Crude oil prices have gained 20 percent in the last 12 months, putting pressure on companies to pass on higher costs.
Negative Real Rates
BIS General Manager Jaime Caruana said global headline inflation has risen a percentage point to 3.6 percent since April 2010, while “real short-term interest rates have actually fallen in the past year, from minus 0.6 percent to minus 1.3 percent globally.”
“The world economy is growing at a historically respectable rate of around 4 percent,” Caruana said in a speech in Basel today. “The resurgence of demand has put concerns about deflation behind us. Accordingly, the need for continued extraordinary monetary accommodation has faded.”
The ECB in April raised its benchmark interest rate from a record low of 1 percent and has signaled another quarter-point step is likely in July.
By contrast, the Federal Reserve last week repeated a pledge to keep its policy rate close to zero for an “extended period,” and minutes from the Bank of England’s last policy meeting, at which the bank held its key rate at 0.5 percent, showed some officials see the potential for more monetary stimulus through further bond purchases. The Bank of Japan this month held its benchmark near zero and kept credit and asset- purchase programs in place.
Risk of Distortions
The BIS said that in “some advanced economies” policy tightening still needs to be balanced against the “vulnerabilities” associated with private and public sector balance-sheet adjustment and financial-sector fragility.
At the same time, “undue delay in the normalization of the monetary policy stance entails the risk of creating serious financial market distortions, the postponement of deleveraging and the misallocation of resources,” it said. Furthermore, a “timely tightening” of policy in both emerging-market and advanced economies will be needed “to preserve a low-inflation environment globally and reinforce central banks’ inflation- fighting credibility.”
The BIS said central banks should also reduce the size of their balance sheets, though it would be “dangerous” to cut them “too rapidly or too indiscriminately.”
Balance Sheets
In response to the financial crisis, the Fed and the Bank of England “sharply” increased their total assets from about 8 percent of gross domestic product to just below 20 percent, according to the BIS. The ECB expanded its assets from 13 percent of GDP to more than 20 percent. In emerging markets, central bank balance sheets “grew more gradually over the past decade,” the BIS said.
“Balance sheet policies have supported the global economy through a very difficult crisis,” it said. “However, the balance sheets are now exposed to greater risks -- namely interest-rate risk, exchange-rate risk and credit risk -- that could lead to financial losses.”
The BIS urged governments to pursue fiscal consolidation, saying the biggest risk is “doing too little too late rather than doing too much too soon.” In Europe, policy makers must fix the region’s debt crisis “once and for all,” it said.
‘No Shortcut’
“Nowhere is the link between fiscal sustainability and financial health more apparent than in parts of Europe today,” Caruana said. “There is no easy way out, no shortcut, no painless solution.”

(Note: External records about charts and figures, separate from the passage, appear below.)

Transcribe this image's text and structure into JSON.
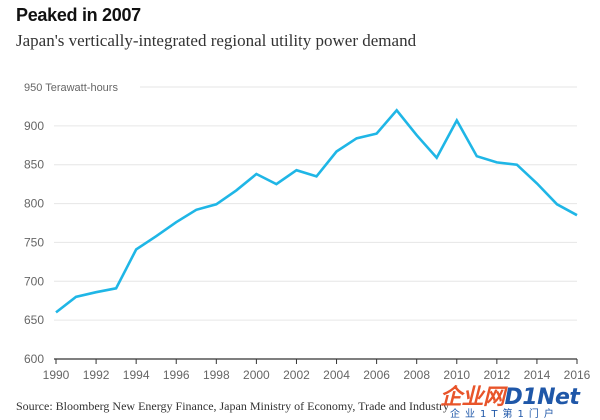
{
  "title": "Peaked in 2007",
  "subtitle": "Japan's vertically-integrated regional utility power demand",
  "source": "Source: Bloomberg New Energy Finance, Japan Ministry of Economy, Trade and Industry",
  "watermark": {
    "part1": "企业网",
    "part2": "D1Net",
    "sub": "企业1T第1门户"
  },
  "colors": {
    "line": "#1fb6e6",
    "grid": "#e6e6e6",
    "axis": "#333333",
    "tick_text": "#666666"
  },
  "chart_data": {
    "type": "line",
    "title": "Peaked in 2007",
    "subtitle": "Japan's vertically-integrated regional utility power demand",
    "ylabel": "Terawatt-hours",
    "y_unit_label": "950 Terawatt-hours",
    "xlim": [
      1990,
      2016
    ],
    "ylim": [
      600,
      950
    ],
    "yticks": [
      600,
      650,
      700,
      750,
      800,
      850,
      900,
      950
    ],
    "xticks": [
      1990,
      1992,
      1994,
      1996,
      1998,
      2000,
      2002,
      2004,
      2006,
      2008,
      2010,
      2012,
      2014,
      2016
    ],
    "grid": "horizontal",
    "x": [
      1990,
      1991,
      1992,
      1993,
      1994,
      1995,
      1996,
      1997,
      1998,
      1999,
      2000,
      2001,
      2002,
      2003,
      2004,
      2005,
      2006,
      2007,
      2008,
      2009,
      2010,
      2011,
      2012,
      2013,
      2014,
      2015,
      2016
    ],
    "values": [
      660,
      680,
      686,
      691,
      741,
      758,
      776,
      792,
      799,
      817,
      838,
      825,
      843,
      835,
      867,
      884,
      890,
      920,
      888,
      859,
      907,
      861,
      853,
      850,
      826,
      799,
      785
    ]
  }
}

The BIS also warned that a failure of the U.S. to tackle its budget deficit could become a source of instability, with potentially “far-reaching ramifications for the global economy” should a rapid depreciation of the dollar result.
“The current ability of the United States to easily finance its deficit cannot be taken for granted,” the report said.
The BIS holds currency reserves on behalf of its members and provides policy makers with a forum for discussion. Attendees at the annual general meeting in Basel today include ECB President Jean-Claude Trichet, Fed Chairman Ben S. Bernanke, Bank of Japan Governor Masaaki Shirakawa and Bundesbank President Jens Weidmann.